US House Passes Permanent Ban On Internet Access Taxes
jfruh writes: In 1998, the U.S. Congress passed a law that temporarily banned all taxes imposed by federal, state, and local governments on Internet access and Internet-only services, a ban that has been faithfully renewed every year since. Now the U.S. House has passed a passed a permanent version of the ban, which also applies to several states that had passed Internet taxes before 1998 and were grandfathered in under the temporary law. The Senate must pass the bill as well by November 1 or the temporary ban will lapse.
Using taxes for internet is something completely different than taxing for using the internet. This law bans the latter. You're describing the former.
Seperation of power results in loss of power for all!
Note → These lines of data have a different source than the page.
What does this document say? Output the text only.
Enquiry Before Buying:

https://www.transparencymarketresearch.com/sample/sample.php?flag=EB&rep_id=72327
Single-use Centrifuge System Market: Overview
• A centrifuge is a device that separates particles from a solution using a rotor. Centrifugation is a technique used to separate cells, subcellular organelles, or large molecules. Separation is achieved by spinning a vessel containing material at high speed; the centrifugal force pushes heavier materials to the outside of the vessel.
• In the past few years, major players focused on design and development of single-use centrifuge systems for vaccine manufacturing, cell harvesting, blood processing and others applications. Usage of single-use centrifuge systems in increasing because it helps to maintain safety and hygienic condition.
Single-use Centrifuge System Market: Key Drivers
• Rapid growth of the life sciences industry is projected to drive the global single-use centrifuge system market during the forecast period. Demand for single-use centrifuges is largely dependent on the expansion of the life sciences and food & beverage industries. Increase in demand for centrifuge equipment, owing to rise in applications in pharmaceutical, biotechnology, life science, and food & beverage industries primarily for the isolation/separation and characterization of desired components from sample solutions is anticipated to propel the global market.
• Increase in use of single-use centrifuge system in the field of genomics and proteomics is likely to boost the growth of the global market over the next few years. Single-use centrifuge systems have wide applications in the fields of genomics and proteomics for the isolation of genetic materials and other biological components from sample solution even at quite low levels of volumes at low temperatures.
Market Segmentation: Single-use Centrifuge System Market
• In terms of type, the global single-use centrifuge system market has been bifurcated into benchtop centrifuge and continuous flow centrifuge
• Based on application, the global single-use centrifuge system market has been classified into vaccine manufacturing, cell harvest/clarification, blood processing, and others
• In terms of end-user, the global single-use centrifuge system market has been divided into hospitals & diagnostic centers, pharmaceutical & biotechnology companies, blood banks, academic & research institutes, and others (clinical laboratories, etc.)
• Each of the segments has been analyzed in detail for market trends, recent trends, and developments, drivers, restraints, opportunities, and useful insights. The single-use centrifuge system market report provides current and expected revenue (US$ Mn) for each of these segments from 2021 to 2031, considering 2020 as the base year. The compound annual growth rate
As it should be. We need fewer laws, not more of them.
As was previously pointed out, there is nothing in this bill to prevent PAYING FOR Internet services out of tax revenues, only that services can't be arbitrarily made more expensive by local governments, states, and the Federal government itself. There's also nothing preventing municipalities from building networks and Internet services - and they can charge for that service just like anyone else. They just can't charge a service fee AND a tax.
So your rant is based on a false premise.
To use your phrasing, it says we don't want governments shitting on the idea of having Internet access without paying a tax for the privilege.
"Somebody has to do something. It's just incredibly pathetic it has to be us."
--- Jerry Garcia
Social security was absolutely meant as a replacement for savings. It just didn't mandate away the ability to save money independently from paying social security. Savings is personal financial security with sole benefit, Social security is community financial security with a shared benefit.